What are painful red bumps on the face that look like acne but are filled with clear liquid?

Raised skin bumps are very common, and in most cases they’re harmless. They can result from a number of conditions, including:

an infection
an allergic reaction
a skin disorder
skin cancer 

Skin bumps can vary in appearance and number depending on the cause. They may be the same color as your skin or a different color. They may be itchy or non-itchy, large or small. Some can be hard while others can feel soft and movable.

Most skin bumps don’t need treatment. However, you should speak with your doctor if your bumps are causing discomfort. You should also call your doctor if you’re concerned about any changes in your bumps or in the overall condition of your skin.

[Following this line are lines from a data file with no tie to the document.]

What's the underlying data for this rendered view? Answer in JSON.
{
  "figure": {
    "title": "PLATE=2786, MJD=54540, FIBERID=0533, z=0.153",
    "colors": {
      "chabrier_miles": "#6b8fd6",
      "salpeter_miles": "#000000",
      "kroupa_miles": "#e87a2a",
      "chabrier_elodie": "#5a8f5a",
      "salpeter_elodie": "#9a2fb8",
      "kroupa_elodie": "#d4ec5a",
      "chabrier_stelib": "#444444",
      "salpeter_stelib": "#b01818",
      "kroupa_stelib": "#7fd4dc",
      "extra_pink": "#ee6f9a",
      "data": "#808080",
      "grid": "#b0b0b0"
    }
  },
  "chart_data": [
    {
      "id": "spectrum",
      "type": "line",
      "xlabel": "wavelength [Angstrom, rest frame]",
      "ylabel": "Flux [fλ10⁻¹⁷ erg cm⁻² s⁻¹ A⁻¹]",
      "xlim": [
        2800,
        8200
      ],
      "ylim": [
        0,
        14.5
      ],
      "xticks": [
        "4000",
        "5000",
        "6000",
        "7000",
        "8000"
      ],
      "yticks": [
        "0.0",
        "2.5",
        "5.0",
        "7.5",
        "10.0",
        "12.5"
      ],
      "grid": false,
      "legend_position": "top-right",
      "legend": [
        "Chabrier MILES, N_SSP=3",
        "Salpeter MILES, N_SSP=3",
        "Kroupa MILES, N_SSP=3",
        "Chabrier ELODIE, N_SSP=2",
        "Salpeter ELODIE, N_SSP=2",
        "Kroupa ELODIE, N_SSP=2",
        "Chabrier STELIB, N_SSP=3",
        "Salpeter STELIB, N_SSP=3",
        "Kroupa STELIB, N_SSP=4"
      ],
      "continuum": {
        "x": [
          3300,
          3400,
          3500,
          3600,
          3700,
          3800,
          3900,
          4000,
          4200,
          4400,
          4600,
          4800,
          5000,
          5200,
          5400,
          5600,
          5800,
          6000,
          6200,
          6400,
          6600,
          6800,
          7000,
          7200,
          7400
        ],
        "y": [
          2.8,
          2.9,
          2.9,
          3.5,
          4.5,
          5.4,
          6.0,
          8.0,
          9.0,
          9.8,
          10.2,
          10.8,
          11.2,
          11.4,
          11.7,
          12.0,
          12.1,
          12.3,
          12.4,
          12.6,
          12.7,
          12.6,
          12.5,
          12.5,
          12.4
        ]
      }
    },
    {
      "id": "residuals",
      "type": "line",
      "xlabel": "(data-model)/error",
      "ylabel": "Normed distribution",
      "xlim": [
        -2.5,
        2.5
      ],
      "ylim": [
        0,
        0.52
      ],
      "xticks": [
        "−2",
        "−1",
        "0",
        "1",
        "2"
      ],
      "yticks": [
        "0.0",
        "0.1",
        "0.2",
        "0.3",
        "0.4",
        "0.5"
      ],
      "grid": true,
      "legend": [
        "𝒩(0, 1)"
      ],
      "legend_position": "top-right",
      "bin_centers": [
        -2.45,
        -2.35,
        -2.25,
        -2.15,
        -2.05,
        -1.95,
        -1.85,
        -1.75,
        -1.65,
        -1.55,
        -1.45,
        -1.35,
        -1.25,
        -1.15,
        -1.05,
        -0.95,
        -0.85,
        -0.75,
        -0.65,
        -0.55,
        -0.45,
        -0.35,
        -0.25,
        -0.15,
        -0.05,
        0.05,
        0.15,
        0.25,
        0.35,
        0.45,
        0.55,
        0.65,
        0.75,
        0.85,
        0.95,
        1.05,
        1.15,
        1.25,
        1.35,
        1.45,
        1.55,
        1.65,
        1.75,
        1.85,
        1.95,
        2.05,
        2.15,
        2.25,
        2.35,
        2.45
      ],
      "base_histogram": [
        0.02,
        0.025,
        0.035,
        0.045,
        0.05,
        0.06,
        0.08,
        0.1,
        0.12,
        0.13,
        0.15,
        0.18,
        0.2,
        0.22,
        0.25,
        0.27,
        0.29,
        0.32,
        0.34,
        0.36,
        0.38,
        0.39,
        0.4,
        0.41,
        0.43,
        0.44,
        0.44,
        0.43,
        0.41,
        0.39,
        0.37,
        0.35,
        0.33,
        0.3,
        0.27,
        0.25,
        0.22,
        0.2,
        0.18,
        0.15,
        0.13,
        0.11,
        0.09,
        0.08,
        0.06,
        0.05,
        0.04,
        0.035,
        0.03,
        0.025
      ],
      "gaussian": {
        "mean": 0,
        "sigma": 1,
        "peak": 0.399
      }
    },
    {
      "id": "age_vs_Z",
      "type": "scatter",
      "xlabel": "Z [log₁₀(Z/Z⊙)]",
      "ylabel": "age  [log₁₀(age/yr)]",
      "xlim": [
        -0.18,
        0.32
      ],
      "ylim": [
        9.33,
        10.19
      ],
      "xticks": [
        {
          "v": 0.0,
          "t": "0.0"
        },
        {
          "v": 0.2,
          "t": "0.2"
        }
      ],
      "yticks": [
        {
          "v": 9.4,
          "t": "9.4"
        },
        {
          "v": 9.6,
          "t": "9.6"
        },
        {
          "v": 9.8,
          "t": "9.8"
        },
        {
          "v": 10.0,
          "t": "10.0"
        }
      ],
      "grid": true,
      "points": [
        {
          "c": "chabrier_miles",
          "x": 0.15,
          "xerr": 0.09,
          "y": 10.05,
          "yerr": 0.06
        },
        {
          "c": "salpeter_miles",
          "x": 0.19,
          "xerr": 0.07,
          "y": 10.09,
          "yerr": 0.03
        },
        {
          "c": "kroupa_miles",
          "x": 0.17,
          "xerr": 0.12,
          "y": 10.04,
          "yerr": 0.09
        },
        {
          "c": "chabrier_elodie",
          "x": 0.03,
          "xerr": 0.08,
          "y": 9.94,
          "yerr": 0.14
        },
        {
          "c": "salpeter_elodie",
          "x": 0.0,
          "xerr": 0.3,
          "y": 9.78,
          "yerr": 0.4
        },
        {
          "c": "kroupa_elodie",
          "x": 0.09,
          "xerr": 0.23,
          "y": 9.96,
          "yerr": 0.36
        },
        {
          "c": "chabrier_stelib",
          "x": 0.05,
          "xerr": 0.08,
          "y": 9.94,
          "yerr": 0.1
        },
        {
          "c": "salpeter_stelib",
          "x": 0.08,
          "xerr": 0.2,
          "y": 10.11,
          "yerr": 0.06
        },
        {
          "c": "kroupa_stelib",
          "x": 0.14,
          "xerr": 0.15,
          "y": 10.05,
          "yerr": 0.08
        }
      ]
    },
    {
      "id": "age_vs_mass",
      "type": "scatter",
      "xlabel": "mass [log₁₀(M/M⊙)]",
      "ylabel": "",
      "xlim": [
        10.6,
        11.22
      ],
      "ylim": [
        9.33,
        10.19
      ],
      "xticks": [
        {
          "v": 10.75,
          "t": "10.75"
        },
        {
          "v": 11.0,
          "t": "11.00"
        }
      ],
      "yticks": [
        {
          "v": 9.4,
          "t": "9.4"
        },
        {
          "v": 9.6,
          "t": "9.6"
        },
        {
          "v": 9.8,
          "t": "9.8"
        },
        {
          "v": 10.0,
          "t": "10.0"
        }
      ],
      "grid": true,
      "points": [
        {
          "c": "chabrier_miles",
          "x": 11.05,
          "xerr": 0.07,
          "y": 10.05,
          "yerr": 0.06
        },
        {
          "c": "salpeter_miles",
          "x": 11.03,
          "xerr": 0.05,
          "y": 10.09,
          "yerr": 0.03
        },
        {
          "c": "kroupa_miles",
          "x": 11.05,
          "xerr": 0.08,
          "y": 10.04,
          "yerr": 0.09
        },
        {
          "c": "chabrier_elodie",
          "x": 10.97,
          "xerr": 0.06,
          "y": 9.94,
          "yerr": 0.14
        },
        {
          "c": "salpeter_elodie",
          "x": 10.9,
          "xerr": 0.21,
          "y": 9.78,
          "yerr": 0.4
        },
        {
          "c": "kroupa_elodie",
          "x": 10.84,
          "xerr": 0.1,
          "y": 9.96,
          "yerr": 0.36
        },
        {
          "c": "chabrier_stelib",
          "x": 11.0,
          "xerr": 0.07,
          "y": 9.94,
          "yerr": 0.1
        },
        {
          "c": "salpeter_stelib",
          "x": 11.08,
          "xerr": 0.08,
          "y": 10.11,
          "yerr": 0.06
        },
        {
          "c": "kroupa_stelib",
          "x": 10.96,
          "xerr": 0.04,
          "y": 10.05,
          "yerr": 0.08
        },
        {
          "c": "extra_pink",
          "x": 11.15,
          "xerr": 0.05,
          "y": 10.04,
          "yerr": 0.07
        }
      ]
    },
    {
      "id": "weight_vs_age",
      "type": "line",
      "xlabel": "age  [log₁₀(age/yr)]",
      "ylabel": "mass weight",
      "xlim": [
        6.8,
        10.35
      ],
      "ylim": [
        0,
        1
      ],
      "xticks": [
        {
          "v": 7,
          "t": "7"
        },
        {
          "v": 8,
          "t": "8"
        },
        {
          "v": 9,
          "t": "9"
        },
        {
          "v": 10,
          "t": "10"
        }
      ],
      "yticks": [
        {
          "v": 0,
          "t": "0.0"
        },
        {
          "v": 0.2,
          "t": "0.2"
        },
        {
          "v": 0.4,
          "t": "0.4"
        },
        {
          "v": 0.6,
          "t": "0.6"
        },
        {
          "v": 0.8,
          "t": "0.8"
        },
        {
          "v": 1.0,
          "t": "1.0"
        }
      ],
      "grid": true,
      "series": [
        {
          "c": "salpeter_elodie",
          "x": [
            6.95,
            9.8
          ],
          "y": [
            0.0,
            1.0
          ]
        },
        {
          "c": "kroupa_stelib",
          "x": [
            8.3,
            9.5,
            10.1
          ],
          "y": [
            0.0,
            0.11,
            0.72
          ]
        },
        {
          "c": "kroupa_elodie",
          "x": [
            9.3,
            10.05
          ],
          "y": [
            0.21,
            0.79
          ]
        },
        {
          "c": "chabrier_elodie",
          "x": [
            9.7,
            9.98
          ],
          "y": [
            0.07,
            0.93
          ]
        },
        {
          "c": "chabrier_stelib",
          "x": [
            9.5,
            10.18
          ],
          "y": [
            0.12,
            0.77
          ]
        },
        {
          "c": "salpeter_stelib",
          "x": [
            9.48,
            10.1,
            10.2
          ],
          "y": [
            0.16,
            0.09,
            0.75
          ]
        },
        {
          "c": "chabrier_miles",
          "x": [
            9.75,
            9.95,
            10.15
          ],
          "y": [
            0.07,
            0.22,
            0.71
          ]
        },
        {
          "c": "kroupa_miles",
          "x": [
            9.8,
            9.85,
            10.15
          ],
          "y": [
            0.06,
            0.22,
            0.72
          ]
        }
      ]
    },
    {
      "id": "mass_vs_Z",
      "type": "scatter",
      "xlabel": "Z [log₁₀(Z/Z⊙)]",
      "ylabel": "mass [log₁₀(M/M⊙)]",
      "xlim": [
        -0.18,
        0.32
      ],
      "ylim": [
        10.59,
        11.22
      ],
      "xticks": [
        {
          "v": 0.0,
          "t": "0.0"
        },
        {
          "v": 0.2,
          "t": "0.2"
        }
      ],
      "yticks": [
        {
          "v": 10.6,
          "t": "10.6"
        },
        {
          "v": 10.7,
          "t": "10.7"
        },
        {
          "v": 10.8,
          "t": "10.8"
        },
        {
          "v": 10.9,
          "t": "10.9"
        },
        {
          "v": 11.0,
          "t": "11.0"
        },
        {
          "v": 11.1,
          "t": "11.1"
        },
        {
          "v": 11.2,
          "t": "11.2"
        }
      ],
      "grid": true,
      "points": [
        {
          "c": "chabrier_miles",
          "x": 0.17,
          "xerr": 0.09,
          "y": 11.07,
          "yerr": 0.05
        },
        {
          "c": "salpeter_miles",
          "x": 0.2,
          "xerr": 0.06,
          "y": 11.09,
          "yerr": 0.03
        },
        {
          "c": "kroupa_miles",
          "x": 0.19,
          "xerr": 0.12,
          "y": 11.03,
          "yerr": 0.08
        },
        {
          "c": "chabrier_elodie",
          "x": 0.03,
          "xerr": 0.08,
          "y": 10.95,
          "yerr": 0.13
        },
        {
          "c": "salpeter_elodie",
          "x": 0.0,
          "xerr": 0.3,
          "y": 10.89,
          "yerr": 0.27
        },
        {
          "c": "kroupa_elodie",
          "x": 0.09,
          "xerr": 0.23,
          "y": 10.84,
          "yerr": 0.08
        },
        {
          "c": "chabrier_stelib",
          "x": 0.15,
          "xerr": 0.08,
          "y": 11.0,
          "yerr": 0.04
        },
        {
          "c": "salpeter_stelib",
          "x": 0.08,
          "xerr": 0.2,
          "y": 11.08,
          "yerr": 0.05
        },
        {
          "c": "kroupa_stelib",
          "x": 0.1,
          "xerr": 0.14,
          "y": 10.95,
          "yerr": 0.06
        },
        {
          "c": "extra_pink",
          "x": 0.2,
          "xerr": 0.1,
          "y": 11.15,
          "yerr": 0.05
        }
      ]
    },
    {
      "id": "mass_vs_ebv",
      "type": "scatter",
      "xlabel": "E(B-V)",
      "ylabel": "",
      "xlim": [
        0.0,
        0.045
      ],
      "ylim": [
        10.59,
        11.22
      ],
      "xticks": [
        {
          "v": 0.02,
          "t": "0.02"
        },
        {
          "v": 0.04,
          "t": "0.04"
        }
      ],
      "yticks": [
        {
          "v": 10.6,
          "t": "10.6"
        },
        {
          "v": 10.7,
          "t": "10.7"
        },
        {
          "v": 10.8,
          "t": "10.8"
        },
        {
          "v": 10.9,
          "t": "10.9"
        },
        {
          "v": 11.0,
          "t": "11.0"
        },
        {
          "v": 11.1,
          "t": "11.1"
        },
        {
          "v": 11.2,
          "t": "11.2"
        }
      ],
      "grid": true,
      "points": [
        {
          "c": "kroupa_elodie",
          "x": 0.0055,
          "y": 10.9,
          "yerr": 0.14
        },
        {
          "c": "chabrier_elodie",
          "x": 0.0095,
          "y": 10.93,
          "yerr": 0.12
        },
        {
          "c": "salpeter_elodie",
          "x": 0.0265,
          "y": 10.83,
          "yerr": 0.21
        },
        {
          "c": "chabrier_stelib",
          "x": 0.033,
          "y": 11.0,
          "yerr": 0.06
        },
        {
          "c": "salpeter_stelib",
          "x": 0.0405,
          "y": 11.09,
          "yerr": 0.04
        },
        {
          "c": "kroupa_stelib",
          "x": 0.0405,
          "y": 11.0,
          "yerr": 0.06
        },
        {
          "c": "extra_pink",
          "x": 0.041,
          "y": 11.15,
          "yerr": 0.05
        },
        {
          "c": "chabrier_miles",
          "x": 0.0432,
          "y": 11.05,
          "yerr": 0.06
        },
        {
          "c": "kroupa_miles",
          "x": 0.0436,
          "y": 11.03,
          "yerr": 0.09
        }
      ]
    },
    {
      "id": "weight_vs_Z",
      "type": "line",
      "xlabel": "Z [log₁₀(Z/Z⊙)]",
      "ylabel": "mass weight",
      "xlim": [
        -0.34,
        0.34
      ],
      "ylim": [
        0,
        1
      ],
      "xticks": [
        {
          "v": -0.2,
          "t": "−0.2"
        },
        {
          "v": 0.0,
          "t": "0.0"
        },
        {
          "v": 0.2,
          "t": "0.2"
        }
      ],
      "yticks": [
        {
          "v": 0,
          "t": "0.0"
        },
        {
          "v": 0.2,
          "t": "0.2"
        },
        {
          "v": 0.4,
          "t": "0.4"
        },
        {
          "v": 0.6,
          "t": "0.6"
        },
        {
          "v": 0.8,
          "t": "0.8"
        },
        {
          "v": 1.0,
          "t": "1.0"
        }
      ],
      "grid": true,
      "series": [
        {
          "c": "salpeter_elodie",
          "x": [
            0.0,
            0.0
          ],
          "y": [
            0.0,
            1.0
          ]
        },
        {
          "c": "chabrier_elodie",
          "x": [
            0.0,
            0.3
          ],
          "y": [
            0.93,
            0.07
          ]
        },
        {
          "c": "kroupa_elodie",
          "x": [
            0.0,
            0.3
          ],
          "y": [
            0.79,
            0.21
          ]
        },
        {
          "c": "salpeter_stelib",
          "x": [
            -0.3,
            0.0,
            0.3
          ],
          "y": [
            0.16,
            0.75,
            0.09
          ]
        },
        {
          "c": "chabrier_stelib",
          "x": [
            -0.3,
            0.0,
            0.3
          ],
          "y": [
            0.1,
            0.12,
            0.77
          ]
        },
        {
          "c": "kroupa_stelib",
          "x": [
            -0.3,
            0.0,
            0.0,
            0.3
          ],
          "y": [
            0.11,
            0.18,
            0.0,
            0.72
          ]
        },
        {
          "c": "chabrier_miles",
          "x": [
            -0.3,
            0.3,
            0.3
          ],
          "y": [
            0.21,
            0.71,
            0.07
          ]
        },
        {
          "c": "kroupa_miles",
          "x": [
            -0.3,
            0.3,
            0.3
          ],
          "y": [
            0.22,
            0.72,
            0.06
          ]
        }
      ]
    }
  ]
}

Many conditions can cause raised bumps to appear on your skin. The most common causes of bumps are harmless and don’t require medical treatment, unless you have discomfort. Here are some of the possible reasons for raised skin bumps:

Acne is the most common skin condition in the United States, according to the American Academy of Dermatology. It causes skin bumps that can range from very small and painless to large and painful. The bumps are usually accompanied by redness and swelling.
Allergic eczema is an allergic skin reaction that produces an itchy, red skin rash. The rash may consist of raised, red bumps that ooze, drain, or crust.
Angiomas are common skin growths that can form on most areas of the body. They develop when blood vessels clump together and create a raised, bright red bump under or on the skin.
Boils are infected hair follicles that look like red, raised bumps on the skin. They can be painful, but they eventually go away once they burst and release fluid.
Cold sores are red, fluid-filled bumps that form around the mouth or other areas of the face, which can burst. They are caused by a common virus called herpes simplex.
Corns or calluses are rough, thickened areas of skin. They are most often found on the feet and hands.
Cysts are growths that contain fluid, air, or other substances. They develop under the skin in any part of the body. They feel like a small ball and can usually be moved around slightly.
Insect stings and bites are often itchy and swollen. They may cause pain that lingers.
Keloids are smooth, raised growths that form around scars. They are most commonly found on the chest, shoulders, and cheeks.
Keratosis pilaris is a skin condition marked by an overgrowth of a protein called keratin. It causes small bumps around hair follicles on the body.
Lipomas are collections of fatty tissue under the skin and are often painless. They usually form on the neck, back, or shoulders.
Moles are flat or raised bumps on the skin that are usually benign. They can be skin-colored or dark brown.
Molluscum contagiosum are small, flesh-colored bumps with a dimple in the center that often form in all parts of the body. They can arise from skin-to-skin contact with someone affected with them.
Psoriasis is a skin disease that causes scaly, itchy, red patches to form on the skin. It can affect any area of the body.
Seborrheic keratoses are round, rough spots on the surface of the skin. They can affect many areas of the body, including the chest, shoulders, and back. They may be skin-colored, brown, or black.
Skin tags are small, fleshy flaps of skin. They usually grow on the neck or in the armpits. They may be the same color as the skin or slightly darker.
Warts are raised, rough bumps caused by the human papillomavirus (HPV). They typically develop on the hands and feet. They may be skin-colored, pink, or slightly brown.